So, das mußte einmal gesagt werden - schon im Sinne des Widerstands gegen den zweiten Anschluß. Aber kommen wir jetzt zu den guten Nachrichten: "Motherless Brooklyn", die Verfilmung eines großartigen Romans von Jonathan Lethem aus dem Jahr 1999, ist sowas wie das Comeback von Edward Norton. Wer das Gefühl hatte, diesen stets beeindruckenden Schauspieler in jüngerer Vergangenheit viel zu selten gesehen zu haben, kann sich freuen: Norton spielt in diesem Film nicht nur die Hauptrolle, sondern zeichnet auch für Regie und Drehbuch verantwortlich.
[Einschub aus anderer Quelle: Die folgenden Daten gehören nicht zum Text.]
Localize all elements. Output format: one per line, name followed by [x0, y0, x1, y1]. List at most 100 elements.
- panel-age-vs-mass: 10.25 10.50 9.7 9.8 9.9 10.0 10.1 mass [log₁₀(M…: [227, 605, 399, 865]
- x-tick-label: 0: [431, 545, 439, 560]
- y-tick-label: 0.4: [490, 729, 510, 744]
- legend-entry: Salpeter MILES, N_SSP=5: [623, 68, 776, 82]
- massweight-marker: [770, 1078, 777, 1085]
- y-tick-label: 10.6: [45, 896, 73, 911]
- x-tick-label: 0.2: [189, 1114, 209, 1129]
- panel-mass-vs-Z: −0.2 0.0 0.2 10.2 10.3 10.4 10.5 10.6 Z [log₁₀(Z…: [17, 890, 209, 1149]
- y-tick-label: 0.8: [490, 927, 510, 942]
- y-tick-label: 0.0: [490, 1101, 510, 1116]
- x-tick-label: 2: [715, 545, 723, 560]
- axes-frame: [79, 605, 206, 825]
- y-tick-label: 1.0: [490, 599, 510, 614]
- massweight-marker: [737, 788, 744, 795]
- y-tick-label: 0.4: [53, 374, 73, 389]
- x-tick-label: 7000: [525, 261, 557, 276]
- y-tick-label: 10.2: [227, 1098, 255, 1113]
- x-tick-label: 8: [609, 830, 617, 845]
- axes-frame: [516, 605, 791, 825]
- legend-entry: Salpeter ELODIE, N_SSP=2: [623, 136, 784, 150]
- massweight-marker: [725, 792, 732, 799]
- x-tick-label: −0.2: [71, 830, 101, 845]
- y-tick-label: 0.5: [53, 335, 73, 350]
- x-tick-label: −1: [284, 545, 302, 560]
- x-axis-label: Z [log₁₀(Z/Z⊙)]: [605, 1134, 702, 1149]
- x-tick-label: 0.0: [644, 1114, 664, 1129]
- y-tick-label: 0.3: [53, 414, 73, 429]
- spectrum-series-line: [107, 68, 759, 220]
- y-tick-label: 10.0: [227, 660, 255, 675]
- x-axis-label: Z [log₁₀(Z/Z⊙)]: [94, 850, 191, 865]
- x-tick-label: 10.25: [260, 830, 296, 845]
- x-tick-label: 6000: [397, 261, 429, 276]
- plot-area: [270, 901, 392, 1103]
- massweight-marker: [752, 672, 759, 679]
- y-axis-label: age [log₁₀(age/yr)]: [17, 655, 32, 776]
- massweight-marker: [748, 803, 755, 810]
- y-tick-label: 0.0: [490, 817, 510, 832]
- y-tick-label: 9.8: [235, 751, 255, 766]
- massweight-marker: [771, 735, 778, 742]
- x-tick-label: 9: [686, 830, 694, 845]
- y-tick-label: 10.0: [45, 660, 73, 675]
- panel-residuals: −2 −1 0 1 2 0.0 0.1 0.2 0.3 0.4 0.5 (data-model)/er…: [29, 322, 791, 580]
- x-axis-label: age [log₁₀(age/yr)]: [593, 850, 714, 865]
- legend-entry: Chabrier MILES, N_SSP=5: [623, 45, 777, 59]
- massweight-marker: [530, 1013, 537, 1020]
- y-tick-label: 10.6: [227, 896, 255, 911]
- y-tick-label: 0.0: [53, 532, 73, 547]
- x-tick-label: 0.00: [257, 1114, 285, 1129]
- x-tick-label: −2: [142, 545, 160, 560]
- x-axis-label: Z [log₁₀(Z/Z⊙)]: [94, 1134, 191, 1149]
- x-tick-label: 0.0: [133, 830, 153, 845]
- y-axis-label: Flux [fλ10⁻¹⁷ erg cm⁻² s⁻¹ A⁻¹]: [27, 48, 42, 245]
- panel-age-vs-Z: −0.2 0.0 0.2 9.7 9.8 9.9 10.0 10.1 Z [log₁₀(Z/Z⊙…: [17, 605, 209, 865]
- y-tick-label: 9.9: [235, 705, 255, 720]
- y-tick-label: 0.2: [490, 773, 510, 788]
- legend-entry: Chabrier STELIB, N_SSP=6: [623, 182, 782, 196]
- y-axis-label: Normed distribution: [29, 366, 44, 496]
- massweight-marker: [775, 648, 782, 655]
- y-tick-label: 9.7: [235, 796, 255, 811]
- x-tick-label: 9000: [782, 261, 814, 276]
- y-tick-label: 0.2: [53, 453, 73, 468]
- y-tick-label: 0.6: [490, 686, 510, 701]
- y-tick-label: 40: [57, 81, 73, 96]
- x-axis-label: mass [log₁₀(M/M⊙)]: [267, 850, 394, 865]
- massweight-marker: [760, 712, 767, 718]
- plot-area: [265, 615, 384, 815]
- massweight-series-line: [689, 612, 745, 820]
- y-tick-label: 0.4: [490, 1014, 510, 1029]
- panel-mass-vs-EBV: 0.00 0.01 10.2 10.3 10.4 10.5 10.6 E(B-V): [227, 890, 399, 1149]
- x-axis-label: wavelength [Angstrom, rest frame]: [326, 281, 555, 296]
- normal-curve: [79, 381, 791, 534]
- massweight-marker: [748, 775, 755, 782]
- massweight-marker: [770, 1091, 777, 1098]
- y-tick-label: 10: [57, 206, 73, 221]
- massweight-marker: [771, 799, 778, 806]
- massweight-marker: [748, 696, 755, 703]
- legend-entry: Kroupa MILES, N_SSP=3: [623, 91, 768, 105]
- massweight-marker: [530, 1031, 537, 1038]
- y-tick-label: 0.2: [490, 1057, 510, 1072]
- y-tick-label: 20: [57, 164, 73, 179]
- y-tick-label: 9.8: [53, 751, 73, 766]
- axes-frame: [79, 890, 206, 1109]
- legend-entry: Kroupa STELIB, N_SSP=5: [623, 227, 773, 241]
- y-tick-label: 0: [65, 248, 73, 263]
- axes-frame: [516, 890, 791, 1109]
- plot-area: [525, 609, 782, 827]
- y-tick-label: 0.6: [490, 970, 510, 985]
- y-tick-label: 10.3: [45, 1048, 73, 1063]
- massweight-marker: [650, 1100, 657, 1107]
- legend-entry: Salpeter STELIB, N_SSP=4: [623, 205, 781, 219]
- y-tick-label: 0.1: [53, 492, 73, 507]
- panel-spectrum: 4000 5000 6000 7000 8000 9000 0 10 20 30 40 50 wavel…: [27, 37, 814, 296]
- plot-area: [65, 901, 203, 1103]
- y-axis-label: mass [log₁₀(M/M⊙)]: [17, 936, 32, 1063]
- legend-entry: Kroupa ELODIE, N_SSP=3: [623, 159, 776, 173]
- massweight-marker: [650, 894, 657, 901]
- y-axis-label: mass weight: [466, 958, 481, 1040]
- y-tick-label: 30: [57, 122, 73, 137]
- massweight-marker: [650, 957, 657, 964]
Zudem hat er es geschafft, eine Menge prominenter Kollegen für sein Projekt zu gewinnen: Bruce Willis spielt Essrogs Mentor Frank Minna, Alec Baldwin den bösen Baulöwen Mosed Randolph und Willem Dafoe dessen Bruder Paul. Essrog ermittelt sich als Privatdetektiv mit sprachlichen Eigenheiten und zahlreichen Ticks durch das New York des Jahres 1954, um den Mord an Minna und die dahintersteckende Intrige aufzuklären. Und Norton tut in seiner zweiten Regiearbeit sein Bestes, um die Romanvorlage so gut wie möglich umzusetzen, weit weg von den Behindertendramen ("Um Gottes willen, Tourette-Syndrom! Gründen wir sofort eine Selbsthilfegruppe!"), die immer gleich Oscar-verdächtig sind.

Kurz und gut: Wer das Buch mochte, braucht diesen Film. Und wer es aus unerfindlichen Gründen nicht kennt, braucht beides - Film und Buch.  (ph)

 

 

Jumanji - The Next Level

(13. 12. 2019)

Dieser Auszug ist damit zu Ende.